Opinion
June 22, 1990
Appeal from the Supreme Court, Erie County, Ostrowski, J.
Present — Callahan, J.P., Doerr, Green, Balio and Davis, JJ.
Judgment unanimously reversed on the law without costs, determination reinstated and petition dismissed, in accordance with the following memorandum: Pursuant to CPLR 103 (c), we convert this CPLR article 78 proceeding to an action for a declaratory judgment, reverse the judgment of Supreme Court which annulled respondent's determination denying petitioner's request to rezone its property and its request for a special permit, and reinstate that determination.
Petitioner, the owner of a 30.23-acre parcel of vacant land zoned "M2-General Manufacturing" located in the Town of Cheektowaga, applied for a change of zoning of the parcel from its M2-General Manufacturing District classification ("M2") to a CM-General Commercial District classification ("CM"), and for a special permit to allow it to build a 162-unit mobile home park on the vacant parcel. Respondent denied both applications. Petitioner argues that a change of zoning was not required in order to build the proposed mobile home park, but that it made the application for rezoning only at respondent's insistence. We disagree. The Zoning Ordinance of the Town of Cheektowaga (ordinance) provides that "[a]ny use permitted" in a "CM"-zoned district, including a mobile home park upon the issuance of a special permit, is permitted in an "M2"-zoned district with the limitation that "residential uses" are completely prohibited in an "M2"-zoned district. The ordinance was amended, effective December 18, 1989 and while this appeal was pending, to specifically include mobile homes within the definition of "residential uses" prohibited in districts zoned "M2". We note that as a general rule a zoning ordinance as it exists at the time a decision is rendered on appeal is controlling absent evidence of bad faith or undue delay on the part of the municipality (see, Matter of Alscot Investing Corp. v Incorporated Vil. of Rockville Centre, 99 A.D.2d 754, affd 64 N.Y.2d 921). Here, regardless of whether we apply the ordinance as it presently exists or as it existed prior to the enactment of the December 18, 1989 amendment, a change of zoning was required to enable petitioner to use its property for a mobile home park. Use of land for a mobile home park, in our view, constitutes a "residential use" (see, e.g., Janas v. Town Bd., 51 A.D.2d 473, 479; Jackson Perkins Co. v. Martin, 16 A.D.2d 1, 6, revd on other grounds 12 N.Y.2d 1082; Town of Gardiner v Stanley Orchards, 105 Misc.2d 460, 466-467). Since the proposed use is a "residential use" prohibited on petitioner's property as presently zoned, a zoning change was required.
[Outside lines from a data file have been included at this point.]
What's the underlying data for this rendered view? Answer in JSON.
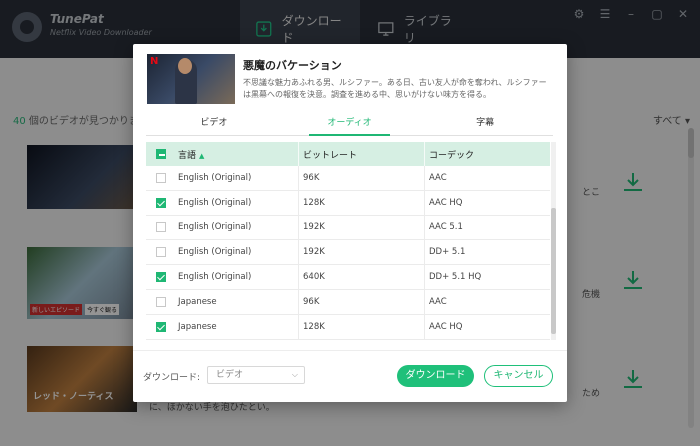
{
  "app": {
    "name": "TunePat",
    "subtitle": "Netflix Video Downloader",
    "tabs": [
      {
        "label": "ダウンロード"
      },
      {
        "label": "ライブラリ"
      }
    ]
  },
  "background": {
    "count_number": "40",
    "count_text": " 個のビデオが見つかりま",
    "sort_label": "すべて ▾",
    "row_snippets": [
      "とこ",
      "危機",
      "ため"
    ],
    "row3_title": "レッド・ノーティス",
    "row3_desc": "に、ほかない手を泡ひたとい。",
    "row2_badge1": "新しいエピソード",
    "row2_badge2": "今すぐ観る"
  },
  "dialog": {
    "title": "悪魔のバケーション",
    "description": "不思議な魅力あふれる男、ルシファー。ある日、古い友人が命を奪われ、ルシファーは黒幕への報復を決意。調査を進める中、思いがけない味方を得る。",
    "tabs": [
      {
        "label": "ビデオ",
        "active": false
      },
      {
        "label": "オーディオ",
        "active": true
      },
      {
        "label": "字幕",
        "active": false
      }
    ],
    "table": {
      "headers": [
        "言語",
        "ビットレート",
        "コーデック"
      ],
      "rows": [
        {
          "language": "English (Original)",
          "bitrate": "96K",
          "codec": "AAC",
          "checked": false
        },
        {
          "language": "English (Original)",
          "bitrate": "128K",
          "codec": "AAC HQ",
          "checked": true
        },
        {
          "language": "English (Original)",
          "bitrate": "192K",
          "codec": "AAC 5.1",
          "checked": false
        },
        {
          "language": "English (Original)",
          "bitrate": "192K",
          "codec": "DD+ 5.1",
          "checked": false
        },
        {
          "language": "English (Original)",
          "bitrate": "640K",
          "codec": "DD+ 5.1 HQ",
          "checked": true
        },
        {
          "language": "Japanese",
          "bitrate": "96K",
          "codec": "AAC",
          "checked": false
        },
        {
          "language": "Japanese",
          "bitrate": "128K",
          "codec": "AAC HQ",
          "checked": true
        }
      ]
    },
    "footer": {
      "download_label": "ダウンロード:",
      "select_value": "ビデオ",
      "download_button": "ダウンロード",
      "cancel_button": "キャンセル"
    }
  },
  "colors": {
    "accent": "#1fb774",
    "titlebar": "#2a3039",
    "header_row": "#d6efe3"
  }
}
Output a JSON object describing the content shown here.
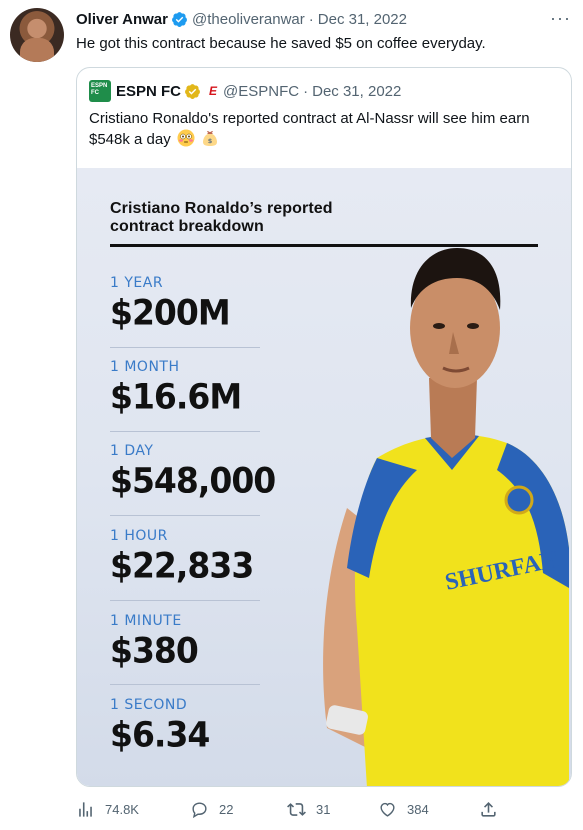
{
  "tweet": {
    "display_name": "Oliver Anwar",
    "handle": "@theoliveranwar",
    "date": "Dec 31, 2022",
    "text": "He got this contract because he saved $5 on coffee everyday.",
    "verified": true
  },
  "quoted": {
    "logo_text_1": "ESPN",
    "logo_text_2": "FC",
    "display_name": "ESPN FC",
    "handle": "@ESPNFC",
    "date": "Dec 31, 2022",
    "text": "Cristiano Ronaldo's reported contract at Al-Nassr will see him earn $548k a day",
    "emojis": [
      "flushed-face-icon",
      "money-bag-icon"
    ]
  },
  "graphic": {
    "title_line1": "Cristiano Ronaldo’s reported",
    "title_line2": "contract breakdown",
    "stats": [
      {
        "label": "1 YEAR",
        "value": "$200M"
      },
      {
        "label": "1 MONTH",
        "value": "$16.6M"
      },
      {
        "label": "1 DAY",
        "value": "$548,000"
      },
      {
        "label": "1 HOUR",
        "value": "$22,833"
      },
      {
        "label": "1 MINUTE",
        "value": "$380"
      },
      {
        "label": "1 SECOND",
        "value": "$6.34"
      }
    ],
    "jersey_sponsor": "SHURFAH"
  },
  "actions": {
    "views": "74.8K",
    "replies": "22",
    "retweets": "31",
    "likes": "384"
  },
  "colors": {
    "verified_blue": "#1d9bf0",
    "espn_gold_badge": "#e2b719",
    "stat_label_blue": "#3a7bc8",
    "jersey_yellow": "#f1e21c",
    "jersey_blue": "#2a63b8"
  }
}
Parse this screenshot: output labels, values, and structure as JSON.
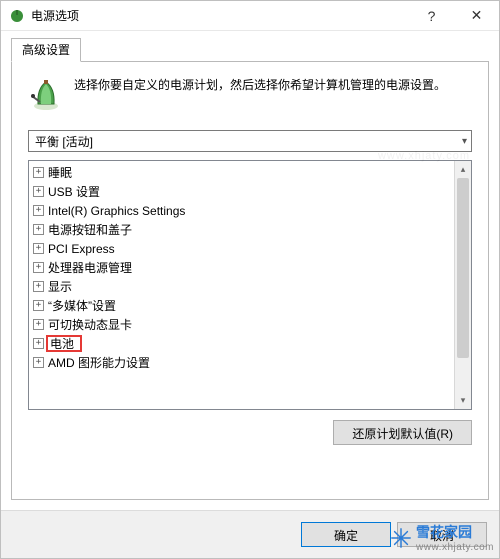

Respondent's denial of petitioner's application for a zoning change was a legislative action (see, Donovan v. Town Bd., 137 A.D.2d 652, lv denied 72 N.Y.2d 804) and therefore review of respondent's determination cannot be had in a proceeding pursuant to CPLR article 78 (see, Kasper v. Town of Brookhaven, 122 A.D.2d 200). The appropriate vehicle for such review is an action for a declaratory judgment and, accordingly, we convert the petition to an action for such relief pursuant to CPLR 103 (c) (see, Kasper v. Town of Brookhaven, supra, at 200-201). Respondent's denial of petitioner's application for a change of zoning must be upheld "if it bears a substantial relationship to public health, safety, welfare or morals" (Donovan v. Town Bd., supra, at 652; see also, Town of Huntington v. Park Shore Country Day Camp, 47 N.Y.2d 61, rearg denied 47 N.Y.2d 1012). We conclude that the record establishes that respondent's refusal to permit a mobile home park to be built in this "M2" district was reasonably related to the public welfare, health and safety.
In view of our determination, it is unnecessary to consider the propriety of respondent's denial of petitioner's application for a special permit.